The 25-person cast is impressive giving us a slew of Elle’s high-energy sorority sisters (all of who look like they are out of Central Casting for cheerleaders) as well as her fellow Harvard students most of whom snub the party princess. There’s Enid Hoops, the Brainiac activist (Karen Kelleher), Vivienne Kensington, Warner’s snooty new girlfriend (Elizabeth Gillespie) and Emmett Forrest (the silken-voiced Kaylen Morgan) the handsome African American student on scholarship who helps Elle get serious about studying rather than man-chasing.
(l-r); Row 1 Morgan Arrivillaga as Elle Woods, Shawn Cox as Callahan, Marcelo Guzman as Ensemble; Row 2 Ryan Walker as Ensemble, Rebecca Weiss as Delta Nu, Carlie Smith as Delta Nu, Maria Ciarriocchi as Mom Track. Photo credit LTA.
The gritty Elle soon realizes that there is more to life than pom-poms and Warner’s affections and shows her supporter and love interest Emmett she’ll get down to business while planning to nab a prestigious law internship with the crusty Professor Callahan (Sean Cox). Meanwhile she meets Paulette (played hilariously by the very talented Katherine Lipovsky), owner of the Hair Affair who commiserates with Elle over their lost loves. Elle teaches Paulette how to get a man with the “Bend and Snap”, a bend-at-the waist-stick-out-your-fanny move that’s one of over 23 lively musical numbers. One of the funnier moments is when Paulette falls for the UPS guy (the hunky Sean Garcia) and she puts her new-found skill to good use.
(l-r); Katherine Lipovsky as Paulette and Sean Garcia as “UPS Guy” Kyle.

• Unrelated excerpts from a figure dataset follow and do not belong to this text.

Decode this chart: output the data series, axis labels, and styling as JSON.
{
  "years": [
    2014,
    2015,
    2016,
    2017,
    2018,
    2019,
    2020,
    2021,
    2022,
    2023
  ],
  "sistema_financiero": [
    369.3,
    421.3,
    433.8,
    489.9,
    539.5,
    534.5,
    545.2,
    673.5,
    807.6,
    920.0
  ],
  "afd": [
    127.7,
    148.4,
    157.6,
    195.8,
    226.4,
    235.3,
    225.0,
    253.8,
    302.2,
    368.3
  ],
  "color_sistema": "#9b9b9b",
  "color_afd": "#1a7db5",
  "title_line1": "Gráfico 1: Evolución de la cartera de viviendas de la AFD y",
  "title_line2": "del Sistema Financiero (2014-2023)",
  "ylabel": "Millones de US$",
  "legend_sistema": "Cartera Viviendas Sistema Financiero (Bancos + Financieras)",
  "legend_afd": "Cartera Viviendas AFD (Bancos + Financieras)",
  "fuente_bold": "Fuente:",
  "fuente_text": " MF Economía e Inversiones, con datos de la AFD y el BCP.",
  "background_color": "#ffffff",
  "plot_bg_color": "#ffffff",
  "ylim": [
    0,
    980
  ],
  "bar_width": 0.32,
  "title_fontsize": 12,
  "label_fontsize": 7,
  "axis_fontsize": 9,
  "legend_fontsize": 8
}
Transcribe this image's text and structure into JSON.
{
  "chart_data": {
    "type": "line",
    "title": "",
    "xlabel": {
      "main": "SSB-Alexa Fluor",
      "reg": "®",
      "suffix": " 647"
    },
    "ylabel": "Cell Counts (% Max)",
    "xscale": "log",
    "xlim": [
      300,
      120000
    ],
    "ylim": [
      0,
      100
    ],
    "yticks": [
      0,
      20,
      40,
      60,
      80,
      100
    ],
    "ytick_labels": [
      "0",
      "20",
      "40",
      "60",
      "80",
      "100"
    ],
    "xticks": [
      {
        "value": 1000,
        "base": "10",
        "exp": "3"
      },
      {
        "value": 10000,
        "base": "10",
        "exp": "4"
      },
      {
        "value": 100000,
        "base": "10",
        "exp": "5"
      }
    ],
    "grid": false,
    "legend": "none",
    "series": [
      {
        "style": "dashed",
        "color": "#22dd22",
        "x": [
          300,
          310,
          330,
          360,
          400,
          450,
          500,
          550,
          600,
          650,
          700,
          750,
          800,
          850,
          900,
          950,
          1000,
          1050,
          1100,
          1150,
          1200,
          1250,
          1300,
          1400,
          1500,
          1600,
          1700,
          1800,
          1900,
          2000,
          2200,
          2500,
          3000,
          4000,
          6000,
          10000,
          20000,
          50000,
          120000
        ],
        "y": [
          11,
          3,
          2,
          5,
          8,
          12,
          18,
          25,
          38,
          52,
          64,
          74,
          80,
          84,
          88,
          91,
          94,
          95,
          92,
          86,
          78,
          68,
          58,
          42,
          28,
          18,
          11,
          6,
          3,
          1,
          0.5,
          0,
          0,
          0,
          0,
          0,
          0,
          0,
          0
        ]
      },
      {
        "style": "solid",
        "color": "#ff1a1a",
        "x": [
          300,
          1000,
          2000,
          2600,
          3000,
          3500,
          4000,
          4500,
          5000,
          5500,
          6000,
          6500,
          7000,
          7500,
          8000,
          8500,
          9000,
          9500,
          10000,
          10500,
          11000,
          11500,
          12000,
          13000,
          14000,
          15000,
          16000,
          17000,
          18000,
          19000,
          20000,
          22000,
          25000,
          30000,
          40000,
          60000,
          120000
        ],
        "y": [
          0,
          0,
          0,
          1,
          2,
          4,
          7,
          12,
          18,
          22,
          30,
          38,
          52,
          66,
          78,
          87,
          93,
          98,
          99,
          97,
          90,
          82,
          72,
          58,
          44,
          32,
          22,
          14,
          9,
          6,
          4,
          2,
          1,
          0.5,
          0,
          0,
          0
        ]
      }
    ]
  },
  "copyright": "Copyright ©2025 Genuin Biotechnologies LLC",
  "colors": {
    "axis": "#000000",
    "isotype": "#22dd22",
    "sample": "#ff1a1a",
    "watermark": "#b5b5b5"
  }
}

Photo credit LTA
Director Hans Bachmann (who doubles as Elle’s Dad) has assembled a fine cast of actors/singer/dancers to pull off this stage-filled romp and Stefan Sittig delights with complex choreography, managing lively dance and cheerleading routines that often demand the entire cast to be on LTA’s challengingly-small stage at the same time. Numerous set changes are smoothly accomplished thanks to Set Designer Dan Remmers and crew, while Orchestra Director Christopher A. Tomasino’s 14-piece band keeps the party rocking.
A fun and frothy musical comedy that aims to beat the summer heat.